When the fraud was discovered, Taylor Bean filed for bankruptcy in
August 2009. This was followed shortly by Colonial’s failure, which
cost the FDIC’s deposit insurance fund billions of dollars. Taylor
Bean Chairman Lee Farkas and at least seven other people, including two
Colonial employees, were convicted or pleaded guilty to participating
in the scheme.
The FDIC sued PwC in 2012. In her December ruling, Judge Rothstein
threw out some of the FDIC’s claims. But she found PwC had violated
auditing rules by failing to design its audits to detect fraud. She
also said the firm didn’t inspect some of the underlying documents for
the mortgages at issue, which could have uncovered the fraud.

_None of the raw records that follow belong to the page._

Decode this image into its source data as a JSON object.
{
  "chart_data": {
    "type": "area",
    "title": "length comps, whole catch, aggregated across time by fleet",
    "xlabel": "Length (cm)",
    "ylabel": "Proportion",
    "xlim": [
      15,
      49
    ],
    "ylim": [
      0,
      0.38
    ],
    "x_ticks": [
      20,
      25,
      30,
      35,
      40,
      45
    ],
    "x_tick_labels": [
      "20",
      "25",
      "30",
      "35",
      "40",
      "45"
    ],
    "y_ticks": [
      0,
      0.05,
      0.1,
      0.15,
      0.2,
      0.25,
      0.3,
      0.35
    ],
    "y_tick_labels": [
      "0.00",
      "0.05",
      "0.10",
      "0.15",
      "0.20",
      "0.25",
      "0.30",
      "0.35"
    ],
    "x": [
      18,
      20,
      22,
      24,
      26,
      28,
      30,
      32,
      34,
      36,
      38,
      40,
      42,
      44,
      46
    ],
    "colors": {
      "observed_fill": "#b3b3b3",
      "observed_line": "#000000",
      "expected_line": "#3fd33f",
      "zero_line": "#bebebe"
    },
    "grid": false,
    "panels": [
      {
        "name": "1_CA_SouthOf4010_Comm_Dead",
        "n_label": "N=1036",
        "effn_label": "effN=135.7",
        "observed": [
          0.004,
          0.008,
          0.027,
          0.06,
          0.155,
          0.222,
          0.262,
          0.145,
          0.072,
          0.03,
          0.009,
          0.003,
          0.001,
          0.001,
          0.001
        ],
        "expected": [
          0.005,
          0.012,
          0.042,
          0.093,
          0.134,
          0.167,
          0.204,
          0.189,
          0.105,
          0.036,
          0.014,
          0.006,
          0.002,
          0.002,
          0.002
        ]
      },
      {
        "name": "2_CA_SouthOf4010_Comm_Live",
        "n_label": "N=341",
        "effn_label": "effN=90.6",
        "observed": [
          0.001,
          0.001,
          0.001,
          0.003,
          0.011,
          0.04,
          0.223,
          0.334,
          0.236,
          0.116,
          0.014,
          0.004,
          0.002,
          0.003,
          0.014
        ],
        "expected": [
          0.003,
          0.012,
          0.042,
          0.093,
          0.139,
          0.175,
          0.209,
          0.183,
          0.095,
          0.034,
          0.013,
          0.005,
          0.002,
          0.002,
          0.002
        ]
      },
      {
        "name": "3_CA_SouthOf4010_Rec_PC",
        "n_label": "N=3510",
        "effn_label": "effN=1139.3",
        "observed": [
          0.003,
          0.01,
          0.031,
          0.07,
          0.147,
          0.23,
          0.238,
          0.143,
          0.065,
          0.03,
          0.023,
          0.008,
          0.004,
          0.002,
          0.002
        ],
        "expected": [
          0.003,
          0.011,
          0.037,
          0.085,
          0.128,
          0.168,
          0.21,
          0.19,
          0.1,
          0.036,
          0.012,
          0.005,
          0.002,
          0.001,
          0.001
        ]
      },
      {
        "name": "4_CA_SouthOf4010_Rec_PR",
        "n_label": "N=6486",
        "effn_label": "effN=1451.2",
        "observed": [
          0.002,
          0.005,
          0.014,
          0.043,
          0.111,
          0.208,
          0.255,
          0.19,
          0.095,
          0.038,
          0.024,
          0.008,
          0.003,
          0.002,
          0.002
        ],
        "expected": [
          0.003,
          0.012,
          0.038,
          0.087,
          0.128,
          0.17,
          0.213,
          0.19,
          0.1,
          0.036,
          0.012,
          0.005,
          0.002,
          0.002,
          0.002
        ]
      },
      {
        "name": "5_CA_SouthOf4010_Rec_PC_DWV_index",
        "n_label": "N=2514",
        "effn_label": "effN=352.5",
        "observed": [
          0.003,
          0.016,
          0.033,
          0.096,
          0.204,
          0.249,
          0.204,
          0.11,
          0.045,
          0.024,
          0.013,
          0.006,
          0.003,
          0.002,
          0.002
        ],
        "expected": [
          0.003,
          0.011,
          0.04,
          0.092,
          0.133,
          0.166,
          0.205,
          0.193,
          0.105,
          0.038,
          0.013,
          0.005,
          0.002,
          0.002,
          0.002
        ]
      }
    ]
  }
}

PwC had argued that any damages shouldn’t exceed $306.7 million. The
firm contended Colonial’s losses on some Taylor Bean mortgages
shouldn’t be considered part of the fraud. In its statement Monday, PwC
noted the judge had previously found employees at Colonial interfered
with its audits.
But the judge said in Monday’s ruling that PwC’s definition of
fraud-related losses was “artificially narrow,” and that PwC’s
negligence had caused those losses, too.
The PwC ruling marks the latest in a series of significant payments by
accounting firms over the Colonial/Taylor Bean case. Deloitte &
Touche LLP, Taylor Bean’s outside auditor, agreed in February to pay
$149.5 million to settle Justice Department allegations. Crowe Horwath
LLP, which acted as Colonial’s internal auditor, settled FDIC claims in
April for $60 million. PwC itself reached a settlement for undisclosed
terms with Taylor Bean’s bankruptcy trustee in 2016.